Here’s our take on the specialist versus generalist PR debate:
Expert knowledge is needed
When it comes to getting your message across in a manner that works for your staffing company, having a representative that speaks your language and really ‘gets’ your industry is something that we often find business owners are seeking. But a generalist PR firm will have to start from scratch to develop this knowledge and expertise. With a specialist firm, you will have access to communications professionals who not only possess the PR skills set to design and deliver a comms strategy that’s tailored to your firm, but also the niche knowledge to be able to hit the ground running.
For internal communications teams, having an external PR expert on board that already knows the sector inside and out means they can start delivering strategic communications plans quickly and effectively. Perhaps more importantly, though, they will know how to get the information from your consultants that will ensure PR activity is delivering the results the team needs to grow the business.
Focusing on quality over quantity
We’ve found in the past that when a recruitment business is making a decision on a PR firm, it often comes down to us versus a generalist agency. And when it does, the topic of numbers will undoubtedly be raised. We fully expect to be told “the other firm is promising more coverage or more Twitter followers than you.” Our response is always the same. They may be able to achieve that for the same budget, but what’s the quality of the coverage?
A generalist firm may be using an expensive newswire distribution service to deliver larger volumes of coverage, but often these are made up of news aggregator sites rather than targeted press activity. You may have your name featured on several of these websites, but will your target audiences see these? I’d say it’s highly unlikely, in which case, it’s not delivering the end goal of most PR activity: gaining visibility with new business prospects.
The same can be said for social media follower numbers. If you’re being promised high numbers, is there a guarantee that these will be the right people and not bots? If you gain several followers but none of the accounts are genuine or form part of your target audience, the investment isn’t delivering valuable results for the business in my view.
A lot of the volumes that a generalist firm will promise are what we call vanity metrics. The numbers may look impressive, but if the quality of the coverage or online followers isn’t up to scratch, it’ll be difficult to see real value for money.
If you take a ‘Jack of all trades’ approach to your external business partners, you will get just that; someone who has the odd connection across a variety of media outlets, but no specific area of expertise. But if you’re a firm placing IT contractors internationally, for example, what does it matter if the PR firm has successfully helped a local restaurant gain coverage in The Sun?
Working with a niche firm that has connections in media that is relevant to your firm will provide more meaningful results. If we take a look at one of our own case studies as an example, it’s perhaps easy to see how a targeted approach can deliver significant ROI. We secured (and drafted) an article for Rethink Energy with a specialist oil publication on a very targeted topic: the lack of process safety engineers in the industry. The coverage resulted in new business opportunities for the consultant the piece was ghost written for and led to upwards of £100,000 in fee opportunities for the business.

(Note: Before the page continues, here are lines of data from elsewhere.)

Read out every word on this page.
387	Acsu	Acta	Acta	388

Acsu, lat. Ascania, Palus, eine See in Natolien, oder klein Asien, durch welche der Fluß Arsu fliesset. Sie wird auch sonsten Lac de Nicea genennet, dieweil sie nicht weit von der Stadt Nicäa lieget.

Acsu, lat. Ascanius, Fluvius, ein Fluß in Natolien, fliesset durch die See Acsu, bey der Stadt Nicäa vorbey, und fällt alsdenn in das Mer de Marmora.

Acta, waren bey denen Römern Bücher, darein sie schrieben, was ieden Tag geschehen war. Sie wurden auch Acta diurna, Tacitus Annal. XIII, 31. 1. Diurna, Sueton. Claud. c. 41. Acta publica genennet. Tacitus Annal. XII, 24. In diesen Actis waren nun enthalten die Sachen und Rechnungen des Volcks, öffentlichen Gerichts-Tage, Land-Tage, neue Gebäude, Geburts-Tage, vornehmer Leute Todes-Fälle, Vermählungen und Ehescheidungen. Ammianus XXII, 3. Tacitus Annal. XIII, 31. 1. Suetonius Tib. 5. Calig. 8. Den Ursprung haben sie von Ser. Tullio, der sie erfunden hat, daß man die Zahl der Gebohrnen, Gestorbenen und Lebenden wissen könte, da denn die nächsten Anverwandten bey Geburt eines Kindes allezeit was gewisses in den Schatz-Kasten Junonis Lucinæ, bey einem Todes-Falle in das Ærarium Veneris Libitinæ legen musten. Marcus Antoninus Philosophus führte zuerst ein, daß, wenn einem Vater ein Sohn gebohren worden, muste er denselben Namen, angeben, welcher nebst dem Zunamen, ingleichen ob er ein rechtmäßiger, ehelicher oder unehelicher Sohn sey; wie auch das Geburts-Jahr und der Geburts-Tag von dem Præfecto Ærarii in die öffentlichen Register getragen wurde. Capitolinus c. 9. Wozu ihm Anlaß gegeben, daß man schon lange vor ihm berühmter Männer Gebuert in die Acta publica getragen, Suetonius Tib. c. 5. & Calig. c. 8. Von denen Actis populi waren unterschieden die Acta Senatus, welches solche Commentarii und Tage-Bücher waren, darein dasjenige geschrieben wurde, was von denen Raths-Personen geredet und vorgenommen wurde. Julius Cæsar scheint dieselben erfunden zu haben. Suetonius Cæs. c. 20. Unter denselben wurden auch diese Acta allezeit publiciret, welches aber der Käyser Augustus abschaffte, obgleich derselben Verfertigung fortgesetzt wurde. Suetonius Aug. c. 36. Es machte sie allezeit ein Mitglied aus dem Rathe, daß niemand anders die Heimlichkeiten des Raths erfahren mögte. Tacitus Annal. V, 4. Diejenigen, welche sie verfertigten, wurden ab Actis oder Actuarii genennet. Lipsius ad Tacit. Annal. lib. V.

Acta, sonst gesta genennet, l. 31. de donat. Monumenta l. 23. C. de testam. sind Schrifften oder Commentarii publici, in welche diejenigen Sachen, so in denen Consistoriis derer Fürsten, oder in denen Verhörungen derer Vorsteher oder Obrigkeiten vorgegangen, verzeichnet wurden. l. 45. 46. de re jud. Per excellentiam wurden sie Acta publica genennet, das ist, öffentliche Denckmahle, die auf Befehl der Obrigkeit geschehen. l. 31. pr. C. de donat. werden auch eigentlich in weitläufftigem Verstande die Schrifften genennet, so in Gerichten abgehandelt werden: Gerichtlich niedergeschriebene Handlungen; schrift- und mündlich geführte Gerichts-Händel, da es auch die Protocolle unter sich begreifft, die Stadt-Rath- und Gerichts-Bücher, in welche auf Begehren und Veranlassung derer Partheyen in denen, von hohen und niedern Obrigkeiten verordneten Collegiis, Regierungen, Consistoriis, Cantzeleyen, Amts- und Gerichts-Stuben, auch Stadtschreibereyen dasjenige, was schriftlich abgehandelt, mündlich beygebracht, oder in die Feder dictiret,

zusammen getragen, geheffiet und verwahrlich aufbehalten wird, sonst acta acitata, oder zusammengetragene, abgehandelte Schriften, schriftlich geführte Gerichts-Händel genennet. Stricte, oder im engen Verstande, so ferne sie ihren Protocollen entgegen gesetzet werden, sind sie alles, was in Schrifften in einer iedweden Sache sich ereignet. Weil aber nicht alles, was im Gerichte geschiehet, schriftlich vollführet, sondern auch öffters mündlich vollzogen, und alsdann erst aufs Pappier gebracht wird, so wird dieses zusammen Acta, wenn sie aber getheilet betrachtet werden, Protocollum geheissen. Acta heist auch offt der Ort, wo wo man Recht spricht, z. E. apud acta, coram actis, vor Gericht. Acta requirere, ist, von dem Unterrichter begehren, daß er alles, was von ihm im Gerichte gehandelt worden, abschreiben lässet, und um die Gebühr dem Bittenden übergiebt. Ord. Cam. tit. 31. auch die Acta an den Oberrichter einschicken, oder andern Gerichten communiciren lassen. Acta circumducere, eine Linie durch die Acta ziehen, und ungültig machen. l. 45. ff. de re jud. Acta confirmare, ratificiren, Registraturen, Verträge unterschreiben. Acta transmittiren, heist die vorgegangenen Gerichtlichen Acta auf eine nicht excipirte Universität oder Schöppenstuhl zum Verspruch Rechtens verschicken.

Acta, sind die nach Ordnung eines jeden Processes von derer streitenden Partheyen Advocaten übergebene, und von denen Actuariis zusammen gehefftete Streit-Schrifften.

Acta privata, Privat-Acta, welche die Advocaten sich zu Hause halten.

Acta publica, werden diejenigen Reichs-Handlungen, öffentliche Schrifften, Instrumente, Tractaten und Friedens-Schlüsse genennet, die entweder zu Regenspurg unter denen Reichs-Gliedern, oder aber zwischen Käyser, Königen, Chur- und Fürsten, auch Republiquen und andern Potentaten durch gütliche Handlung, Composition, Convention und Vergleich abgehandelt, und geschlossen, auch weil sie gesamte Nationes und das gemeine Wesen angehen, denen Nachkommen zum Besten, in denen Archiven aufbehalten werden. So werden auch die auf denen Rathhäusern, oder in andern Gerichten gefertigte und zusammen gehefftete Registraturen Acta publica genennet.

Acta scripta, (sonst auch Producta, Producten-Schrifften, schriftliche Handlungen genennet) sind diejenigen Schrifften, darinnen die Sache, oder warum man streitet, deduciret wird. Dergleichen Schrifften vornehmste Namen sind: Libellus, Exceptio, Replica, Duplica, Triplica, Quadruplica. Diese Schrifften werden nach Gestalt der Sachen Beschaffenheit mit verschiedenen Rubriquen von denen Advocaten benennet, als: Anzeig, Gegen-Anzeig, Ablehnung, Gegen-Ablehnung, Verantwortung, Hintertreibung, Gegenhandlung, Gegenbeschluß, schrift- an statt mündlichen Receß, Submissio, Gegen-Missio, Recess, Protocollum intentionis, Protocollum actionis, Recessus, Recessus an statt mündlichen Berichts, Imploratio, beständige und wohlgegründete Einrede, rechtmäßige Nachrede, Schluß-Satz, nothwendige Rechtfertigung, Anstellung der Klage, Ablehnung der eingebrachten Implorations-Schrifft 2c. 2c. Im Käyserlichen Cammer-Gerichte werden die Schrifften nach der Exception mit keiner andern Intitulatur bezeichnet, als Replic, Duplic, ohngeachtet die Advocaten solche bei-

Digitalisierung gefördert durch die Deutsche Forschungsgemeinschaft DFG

Another benefit of a specialist is that they will often give you honest feedback and advice (we will at least!) Based on the expert knowledge that a niche PR firm has, they will be able to guide a business on what does and doesn’t work. As a case in point, we know that a new office opening won’t generate the news interest that a recruitment firm might be after. However, the reasons behind a new office – an increase in business that indicates hiring activity is increasing in you sector vertical, for example – is newsworthy and will be of interest to publications that are relevant to your business.
Specialist versus generalist PR: niche is the way forward
When it comes to choosing a PR firm to engage with, generalist and specialists can both have an appeal. But, much as recruiters will often highlight why their niche abilities will deliver the better result for employers, a specialist recruitment PR expert can provide firms with greater value for money.